O estudo revela que 2.933 alunos foram afastados da Educação Especial nos 424 agrupamentos, o que significa uma média de 6,9 por agrupamento. Por projecção, a Fenprof calcula que este ano o número seja próximo dos 5.300. Tendo em conta os cerca de 16.000 do ano lectivo anterior, significa que, com a CIF, cerca de 21.000 alunos com NEE terão sido afastados.

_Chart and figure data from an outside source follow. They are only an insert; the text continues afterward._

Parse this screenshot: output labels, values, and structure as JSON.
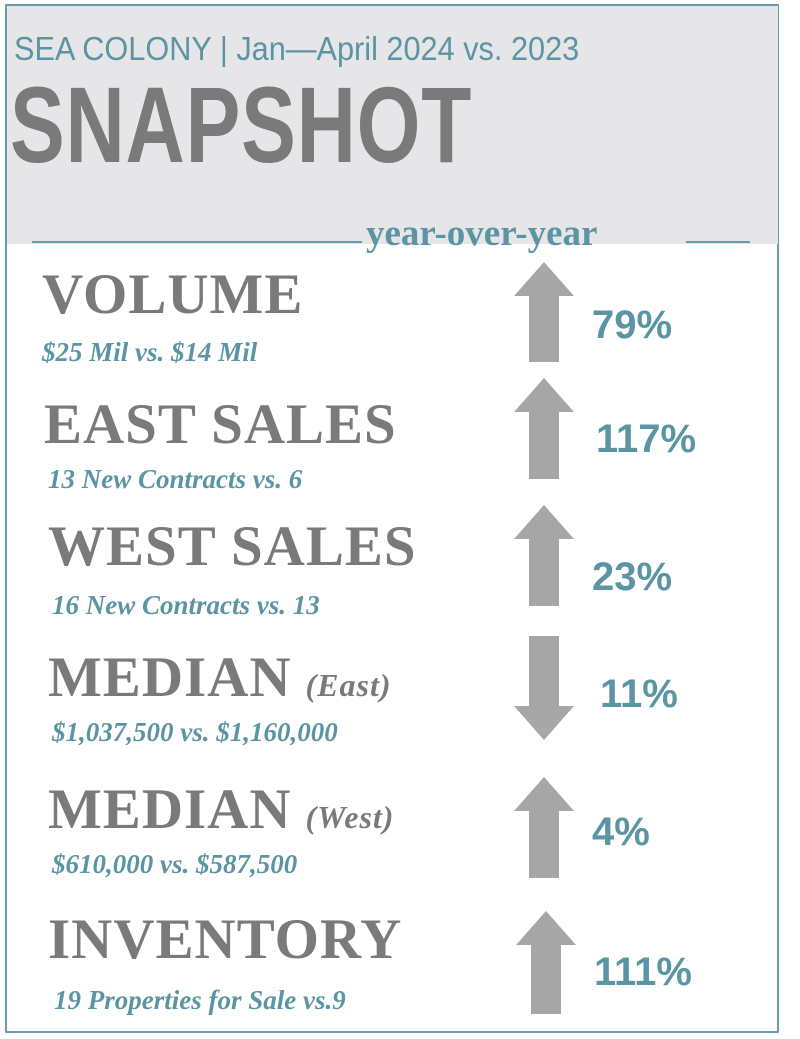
{
  "header": {
    "subtitle": "SEA COLONY |  Jan—April  2024 vs. 2023",
    "title": "SNAPSHOT",
    "yoy_label": "year-over-year"
  },
  "metrics": [
    {
      "name": "VOLUME",
      "qualifier": "",
      "detail": "$25 Mil  vs. $14 Mil",
      "direction": "up",
      "percent": "79%"
    },
    {
      "name": "EAST SALES",
      "qualifier": "",
      "detail": "13 New Contracts vs. 6",
      "direction": "up",
      "percent": "117%"
    },
    {
      "name": "WEST SALES",
      "qualifier": "",
      "detail": "16 New Contracts vs. 13",
      "direction": "up",
      "percent": "23%"
    },
    {
      "name": "MEDIAN",
      "qualifier": "(East)",
      "detail": "$1,037,500 vs. $1,160,000",
      "direction": "down",
      "percent": "11%"
    },
    {
      "name": "MEDIAN",
      "qualifier": "(West)",
      "detail": "$610,000 vs. $587,500",
      "direction": "up",
      "percent": "4%"
    },
    {
      "name": "INVENTORY",
      "qualifier": "",
      "detail": "19 Properties for Sale vs.9",
      "direction": "up",
      "percent": "111%"
    }
  ],
  "colors": {
    "accent": "#5b95a3",
    "heading_gray": "#7a7a7a",
    "arrow_gray": "#a6a6a6",
    "header_band": "#e6e6e8"
  }
}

Condições das escolas/unidades.

Em 29,12% dos casos, a dimensão da sala não é adequada; 32,67% não se adequam às necessidades de trabalho específico; em 38,9%, o equipamento é insuficiente. O estudo verifica, também, grande desequilíbrio na rede de escolas/unidades: algumas são frequentadas pelo triplo dos alunos para que foram concebidas; no pólo oposto, há escolas de referência criadas, nomeadamente para alunos cegos e com baixa visão, com docentes especializados, mas que não têm alunos ou cuja frequência fica muito abaixo do calculado.

Colocação de docentes.

A falta de docentes de Educação Especial nos respectivos quadros, obriga as escolas a recorrerem a diversas formas de recrutamento: deslocação de docentes colocados noutros grupos, mas que têm especialização ou experiência; deslocação de docentes de outros agrupamentos, mesmo sem especialização ou experiência; aproveitamento de situações de destacamento; contratação, nomeadamente por oferta de escola.

Insuficiência de docentes.

A maior parte dos agrupamentos afirmam ser insuficiente o número de docentes especializados de que dispõem face às suas necessidades. No total, os agrupamentos abrangidos afirmam necessitar de mais 312 docentes.

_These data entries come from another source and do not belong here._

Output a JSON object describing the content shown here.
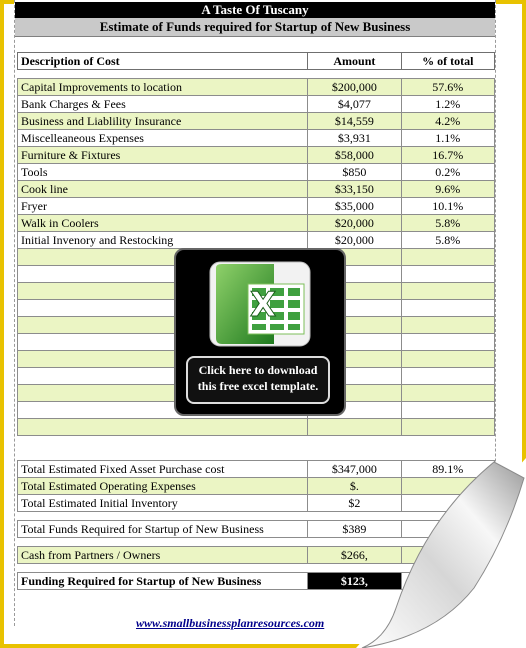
{
  "header": {
    "title": "A Taste Of Tuscany",
    "subtitle": "Estimate of Funds required for Startup of New Business"
  },
  "columns": {
    "description": "Description of Cost",
    "amount": "Amount",
    "percent": "% of total"
  },
  "costs": [
    {
      "description": "Capital Improvements to location",
      "amount": "$200,000",
      "percent": "57.6%"
    },
    {
      "description": "Bank Charges & Fees",
      "amount": "$4,077",
      "percent": "1.2%"
    },
    {
      "description": "Business and Liablility Insurance",
      "amount": "$14,559",
      "percent": "4.2%"
    },
    {
      "description": "Miscelleaneous Expenses",
      "amount": "$3,931",
      "percent": "1.1%"
    },
    {
      "description": "Furniture & Fixtures",
      "amount": "$58,000",
      "percent": "16.7%"
    },
    {
      "description": "Tools",
      "amount": "$850",
      "percent": "0.2%"
    },
    {
      "description": "Cook line",
      "amount": "$33,150",
      "percent": "9.6%"
    },
    {
      "description": "Fryer",
      "amount": "$35,000",
      "percent": "10.1%"
    },
    {
      "description": "Walk in Coolers",
      "amount": "$20,000",
      "percent": "5.8%"
    },
    {
      "description": "Initial Invenory and Restocking",
      "amount": "$20,000",
      "percent": "5.8%"
    }
  ],
  "totals": [
    {
      "description": "Total Estimated Fixed Asset Purchase cost",
      "amount": "$347,000",
      "percent": "89.1%"
    },
    {
      "description": "Total Estimated Operating Expenses",
      "amount": "$.",
      "percent": ""
    },
    {
      "description": "Total Estimated Initial Inventory",
      "amount": "$2",
      "percent": ""
    }
  ],
  "funds_required": {
    "description": "Total Funds Required for Startup of New Business",
    "amount": "$389",
    "percent": ""
  },
  "cash_partners": {
    "description": "Cash from Partners / Owners",
    "amount": "$266,",
    "percent": ""
  },
  "funding_required": {
    "description": "Funding Required for Startup of New Business",
    "amount": "$123,",
    "percent": ""
  },
  "footer_url": "www.smallbusinessplanresources.com",
  "download": {
    "line1": "Click here to download",
    "line2": "this free excel template."
  },
  "colors": {
    "frame": "#e8c200",
    "row_green": "#ebf5c4",
    "excel_green": "#2e8b2e"
  }
}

Carência de outros profissionais.

É notória a falta de técnicos especializados, com destaque para psicólogos, terapeutas e auxiliares de acção educativa. Foram contabilizados apenas agrupamentos que quantificaram as suas necessidades – a maioria refere simplesmente que necessita de “mais” ou “muito mais”, mas sem especificar.